In reality, the reputation and the viability of American federalism will depend less on the acceptance of such abstract arguments as these than on a demonstration by state and local governments that they are dealing with the problems and needs of America's citizens.
That is why it is welcome news that the National Governors' Conference has decided to revise the format of its annual summer meeting to make it a showcase for the efforts and accomplishments of state government.
Dan Evans, who will be host to the meeting in Seattle in June, announced that the governors have been invited to present – both as written, papers and in exhibits, displays and convention booths – programs exemplifying "state leadership in the federal system."
Later this month, he is launching an ambitious citizens' program in his own state to outline alternative future growth options for Washington state, as a guide to needed planning decisions. Evans says he hopes the effort will "persuade people to lift their eyes" beyond the current malaise.

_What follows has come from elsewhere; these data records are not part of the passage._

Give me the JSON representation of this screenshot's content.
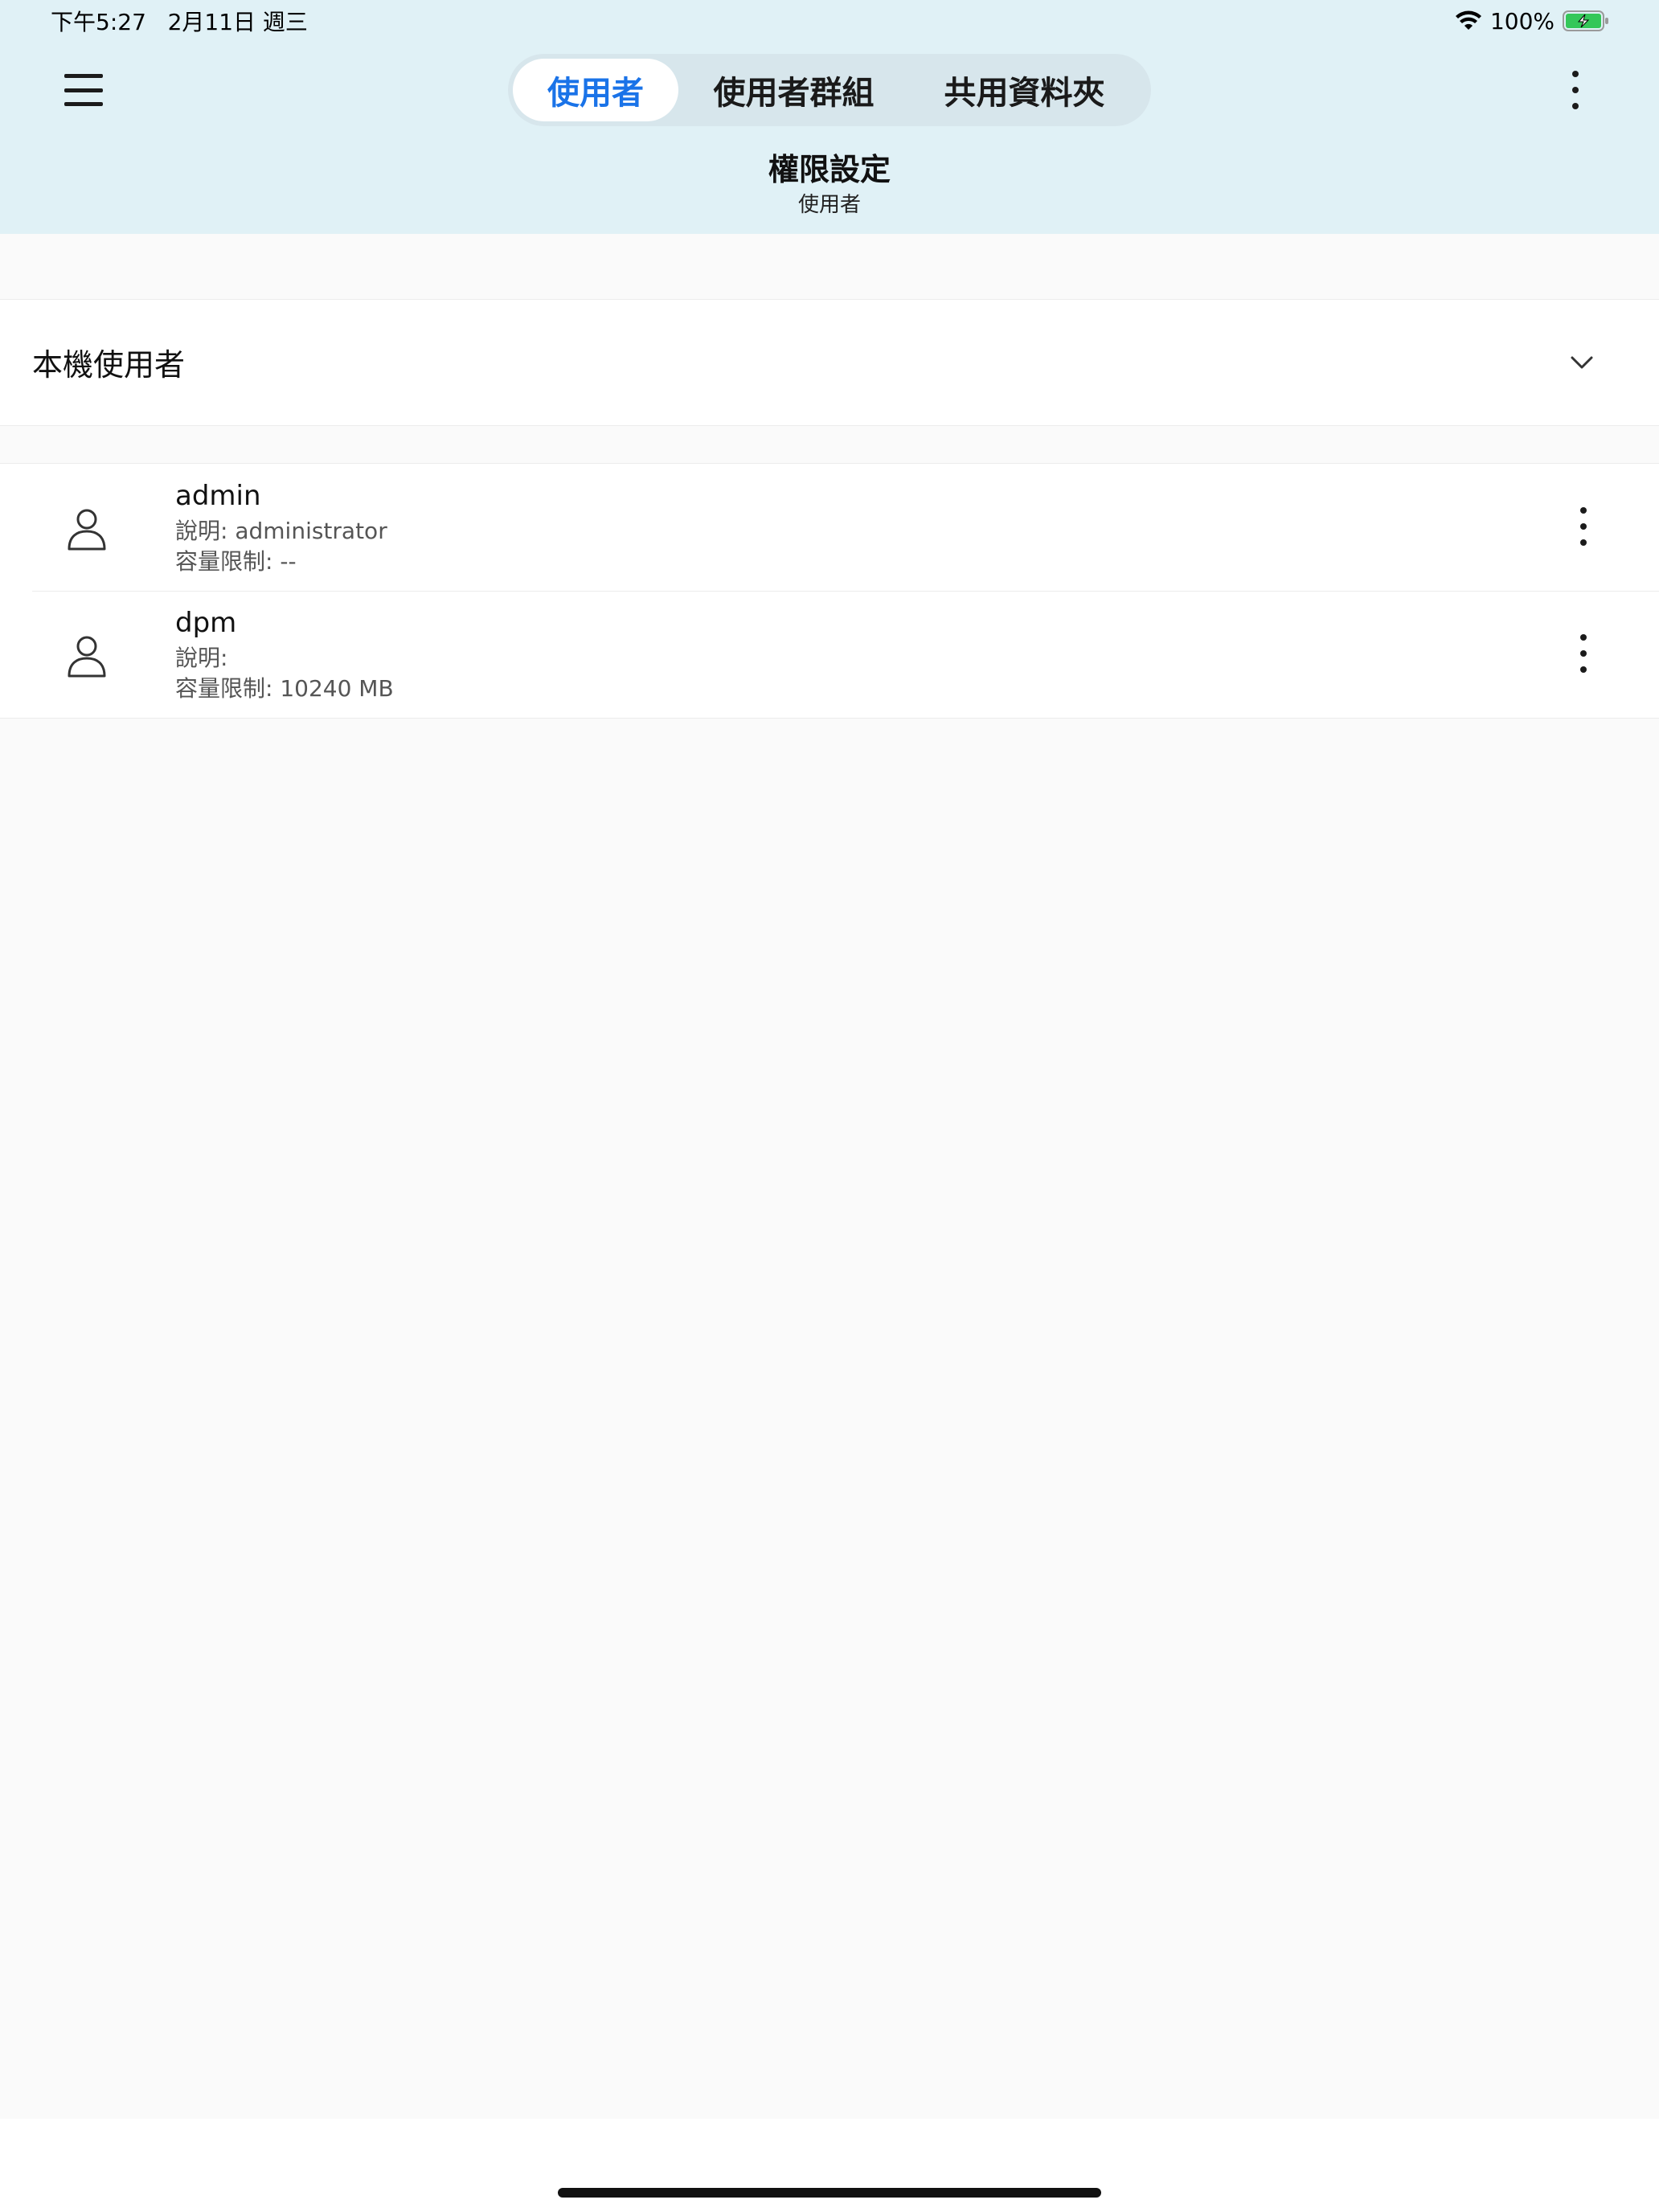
{
  "status_bar": {
    "time": "下午5:27   2月11日 週三",
    "battery": "100%"
  },
  "tabs": [
    {
      "label": "使用者",
      "active": true
    },
    {
      "label": "使用者群組",
      "active": false
    },
    {
      "label": "共用資料夾",
      "active": false
    }
  ],
  "header": {
    "title": "權限設定",
    "subtitle": "使用者"
  },
  "section": {
    "label": "本機使用者",
    "expanded": true
  },
  "users": [
    {
      "name": "admin",
      "description": "說明: administrator",
      "quota": "容量限制: --"
    },
    {
      "name": "dpm",
      "description": "說明:",
      "quota": "容量限制: 10240 MB"
    }
  ],
  "colors": {
    "header_bg": "#e0f1f6",
    "accent": "#1a73e8",
    "battery_green": "#34c759"
  },
  "icons": [
    "menu-icon",
    "more-vertical-icon",
    "chevron-down-icon",
    "user-icon",
    "wifi-icon",
    "battery-charging-icon"
  ]
}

The papers received from other states, he said, show state innovations "in such varied fields as land use planning, school finance, energy, emergency medical services, social services delivery, inmate education and training, management improvement, productivity, volunteers in state government service, regionalism, tax relief and long-range investments."
Nothing could do more to restore Americans' battered sense of self-confidence than a convincing demonstration that government is working – somewhere. In undertaking to prove that it does, the governors are making the right move at the right time in the right way.